2)      Perlu Hospital Disaster Plan, Untuk akibat bencana dari dalam dan luar RS.
3)      Transport intra RS.
4)      Pelatihan, simulasi dan koordinasi adalah kegiatan yang menjamin peningkatan kemampuan SDM, kontinuitas dan peningkatan pelayan medis.
5)      Pembiayaan diperlukan dalam jumlah cukup.
c.       Sistem Pelayanan Medik Antar RS.
1)      Jejaring rujukan dibuat berdasar kemampuan RS dalam kualitas dan kuantitas.
2)      Evakuasi. Antar RS dan dari pra RS ke RS.
3)      Sistem Informasi Manajemen, SIM. Untuk menghadapi kompleksitas permasalahan dalam pelayanan. Perlu juga dalam audit pelayanan dan hubungannya dengan penunjang termasuk keuangan.
4)      Koordinasi dalam pelayanan terutama rujukan, diperlukan pemberian informasi keadaan pasien dan pelayanan yang dibutuhkan sebelum pasien ditranportasi ke RS tujuan.
Hal-hal khusus:
·         Petunjuk Pelaksanaan Permintaan dan Pengiriman bantuan medik dari RS rujukan.
·         Protap pelayanan Gadar di tempat umum.
·         Pedoman pelaporan Penilaian Awal/Cepat.

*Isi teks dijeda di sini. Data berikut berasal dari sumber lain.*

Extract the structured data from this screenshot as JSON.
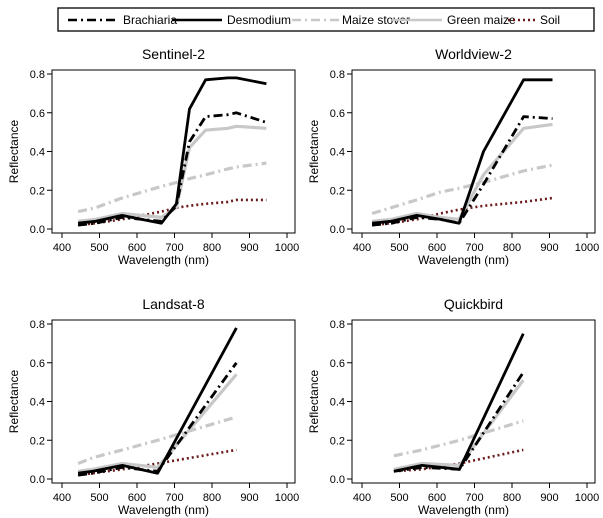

5.       Pelayanan sehari-hari.
a.       PSC. Didirikan masyarakat untuk kepentingan masyarakat. Pengorganisasian dibawah Pemda. SDM berbagai unsur tsb. ditambah masyarakat yang bergiat dalam upaya pertolongan bagi masyarakat. Biaya dari masyarakat. Kegiatan menggunakan perkembangan teknologi, pembinaan untuk memberdayakan potensi masyarakat, komunikasi untuk keterpaduan kegiatan. Kegiatan lintas sektor. PSC berfungsi sebagai respons cepat penangggulangan gadar.
b.      BSB. Unit khusus untuk penanganan pra RS, khususnya kesehatan dalam bencana. Pengorganisasian dijajaran kesehatan (Depkes, DInkes, RS), petugas medis (perawat, dokter), non medis (sanitarian, gizi, farmasi dll). Pembiayaan dari instansi yang ditunjuk dan dimasukkan APBN/APBD.
c.       Pelayanan Ambulans. Terpadu dalam koordinasi dengan memanfaatkan ambulans Puskesmas, klinik, RB, RS, non kesehatan. Koordinasi melalui pusat pelayanan yang disepakati bersama untuk mobilisasi ambulans terutama dalam bencana.
d.      Komunikasi. Terdiri dari jejaring informasi, koordinasi dan pelayanan gadar hingga seluruh kegiatan berlangsung dalam sistem terpadu.
e.       Pembinaan. Berbagai pelatihan untuk meningkatan kemampuan dan keterampilan bagi dokter, perawat, awam khusus. Penyuluhan bagi awam.